Urology is the branch of medicine that focuses on the surgical and medical diseases of the male and female urinary tract system and the male reproductive organs. Urologic Oncology, a subspecialty, concerns the surgical treatment of cancer, including: the kidneys, urinary bladder, prostate, adrenal glands, ureters, testicles and penis.
Kidney cancer is any type of cancer that formed within the kidney. Kidney cancer does not usually include a cancer that grew outside the kidney and metastasized to include metastatic cancer of the kidney.
Although the exact cause of kidney cancer is not known, certain factors tend to increase the risk of getting kidney cancer, such as age. Adults, ages of 50 and 80 years are more likely to develop kidney cancer compared to other people. This type of cancer affects men more than women.
These are some other risk factors for kidney cancer:
- Smoking. If you smoke cigarettes, your risk for kidney cancer is twice that of nonsmokers.
- Obesity. It can cause hormonal changes which can increase your risk
- Taking pain medications daily. There is growing evidence suggesting that long-term use of NSAIDS (non-steroidal anti-inflammatory drugs) such as aspirin, ibuprofen and naproxen can increase the risk of kidney cancer by as much as 50%.
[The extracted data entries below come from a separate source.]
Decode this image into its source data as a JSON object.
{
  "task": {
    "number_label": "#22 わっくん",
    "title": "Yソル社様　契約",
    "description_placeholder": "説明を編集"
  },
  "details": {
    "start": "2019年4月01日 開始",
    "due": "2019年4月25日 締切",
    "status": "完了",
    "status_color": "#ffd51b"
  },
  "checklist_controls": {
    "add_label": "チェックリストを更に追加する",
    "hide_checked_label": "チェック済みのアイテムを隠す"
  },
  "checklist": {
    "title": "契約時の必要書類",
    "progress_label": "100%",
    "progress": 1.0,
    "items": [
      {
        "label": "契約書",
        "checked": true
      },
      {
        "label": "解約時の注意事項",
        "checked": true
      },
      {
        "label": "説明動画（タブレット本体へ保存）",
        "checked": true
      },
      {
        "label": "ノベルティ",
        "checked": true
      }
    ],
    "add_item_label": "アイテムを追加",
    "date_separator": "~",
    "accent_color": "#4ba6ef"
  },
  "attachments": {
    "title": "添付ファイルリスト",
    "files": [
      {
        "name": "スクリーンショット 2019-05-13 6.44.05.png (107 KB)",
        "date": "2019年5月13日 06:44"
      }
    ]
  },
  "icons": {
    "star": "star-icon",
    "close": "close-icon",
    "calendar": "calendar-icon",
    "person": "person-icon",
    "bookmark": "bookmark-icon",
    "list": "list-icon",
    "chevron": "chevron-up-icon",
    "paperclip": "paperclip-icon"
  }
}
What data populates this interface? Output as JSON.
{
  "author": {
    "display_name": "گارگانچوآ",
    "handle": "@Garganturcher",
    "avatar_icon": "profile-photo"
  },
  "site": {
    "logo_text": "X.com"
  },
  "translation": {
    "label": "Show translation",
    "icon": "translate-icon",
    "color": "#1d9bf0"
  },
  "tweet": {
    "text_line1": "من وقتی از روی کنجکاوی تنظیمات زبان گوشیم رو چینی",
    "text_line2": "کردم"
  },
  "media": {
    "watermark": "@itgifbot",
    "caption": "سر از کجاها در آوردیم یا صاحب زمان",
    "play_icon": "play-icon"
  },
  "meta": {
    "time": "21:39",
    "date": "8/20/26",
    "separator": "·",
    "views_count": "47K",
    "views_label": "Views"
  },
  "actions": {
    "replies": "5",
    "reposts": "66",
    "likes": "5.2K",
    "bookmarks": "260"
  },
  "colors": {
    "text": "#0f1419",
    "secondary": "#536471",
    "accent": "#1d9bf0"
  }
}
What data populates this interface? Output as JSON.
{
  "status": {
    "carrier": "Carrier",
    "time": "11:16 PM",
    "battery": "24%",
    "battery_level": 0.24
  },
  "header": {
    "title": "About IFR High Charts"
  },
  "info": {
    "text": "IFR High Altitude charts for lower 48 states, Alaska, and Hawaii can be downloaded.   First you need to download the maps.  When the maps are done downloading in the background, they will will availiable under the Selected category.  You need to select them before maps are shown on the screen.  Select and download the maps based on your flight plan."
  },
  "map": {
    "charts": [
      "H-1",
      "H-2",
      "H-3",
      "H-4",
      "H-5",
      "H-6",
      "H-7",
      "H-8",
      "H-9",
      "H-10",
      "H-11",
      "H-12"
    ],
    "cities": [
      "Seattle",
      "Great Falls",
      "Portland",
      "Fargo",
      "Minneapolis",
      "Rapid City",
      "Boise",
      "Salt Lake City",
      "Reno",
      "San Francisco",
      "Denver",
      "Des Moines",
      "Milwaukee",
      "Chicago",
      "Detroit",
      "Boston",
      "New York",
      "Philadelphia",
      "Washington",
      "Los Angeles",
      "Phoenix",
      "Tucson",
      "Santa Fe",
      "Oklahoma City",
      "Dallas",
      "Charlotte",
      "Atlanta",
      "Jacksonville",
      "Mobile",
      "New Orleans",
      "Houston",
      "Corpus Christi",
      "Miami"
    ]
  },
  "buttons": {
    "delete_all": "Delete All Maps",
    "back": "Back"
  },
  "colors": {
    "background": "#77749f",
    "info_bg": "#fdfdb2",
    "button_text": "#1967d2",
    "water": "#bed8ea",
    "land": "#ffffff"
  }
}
- Having high blood pressure. It is unclear whether it is the high blood pressure (hypertension) itself or the medication used to treat it is the source of the increased risk.
- Being on long-term dialysis. Dialysis is a treatment that filters waste products from the blood in people whose kidneys have stopped working.
- Being exposed to certain dangerous chemicals, such as asbestos, cadmium, benzene, organic solvents, or certain herbicides
- Having Lymphoma, which is a type of cancer that begins in immune system cells. It is not known why, but there is an increased risk of kidney cancer in patients with Lymphoma.
- von Hippel-Lindau (VHL) disease or inherited papillary renal cell cancer
- Family history of kidney cancer, especially in siblings.
- The risk in African-Americans is slightly higher than in whites. It is not known why.
Symptoms of kidney cancer can include:
- Hematuria (blood in the urine which makes urine slightly rusty to deep red)
- Pain in the side that does not go away
- A lump in the side or the abdomen
- Unexplained weight loss
- Feeling tired or “run down”
Having these symptoms does not mean you have kidney cancer. Infections, cysts, or other conditions also can cause similar symptoms. If you do have one or more of these symptoms, you should see a physician so the problem can be diagnosed and treated as early as possible.
Kidney Cancer Surgery
Although kidney cancer is treated primarily through surgery, surgical techniques over the last 20 years have improved significantly, leading to better patient outcomes.
Before the mid to late 1990s, the care standard for most patients with kidney cancer was the removal of the entire kidney (radical nephrectomy) through a large incision. Today, CHI Health urologists perform hand-assisted laparoscopic nephrectomy. This minimally invasive surgical technique enables removal of only the portion of the kidney with the tumor (partial nephrectomy), in many cases. This newer approach achieves outcomes similar to those obtained with radical nephrectomy, while sparing the kidney and as much kidney function as possible.
A laparoscope, (long slender device with a tiny video camera attached), and a surgical instrument are inserted through two small "keyhole" incisions and the surgeon's hand through a small incision to remove the kidney. The hand-assisted approach is offered for kidney tumors 3 to 10 centimeters in diameter. The result of using this technique is less pain, less time in the hospital, reduced chance of infection, and a faster return to daily activities.
Percutaneous CT-Guided Cryoablation
Percutaneous CT-Guided Cryoablation is a newer form of minimally-invasive, kidney-sparing treatment for smaller tumors. The term, “percutaneous” means “through the skin”. Cryoablation uses extreme cold (cryo) to destroy cancerous tissue (ablation). Using a CT scanner to get an optimal view of the area to be treated, the urologist works with an interventional radiologist to precisely place the cryoablation probes directly through the skin and into the kidney cancer. Extreme cold is applied, which ablates the cancerous tissue. Not all cancers can be treated using this approach, however. Kidney cancers that are located too close to other body structures such as the bowel or ureters cannot be treated with percutaneous cryoablation as these other structures can be damaged by extreme cold.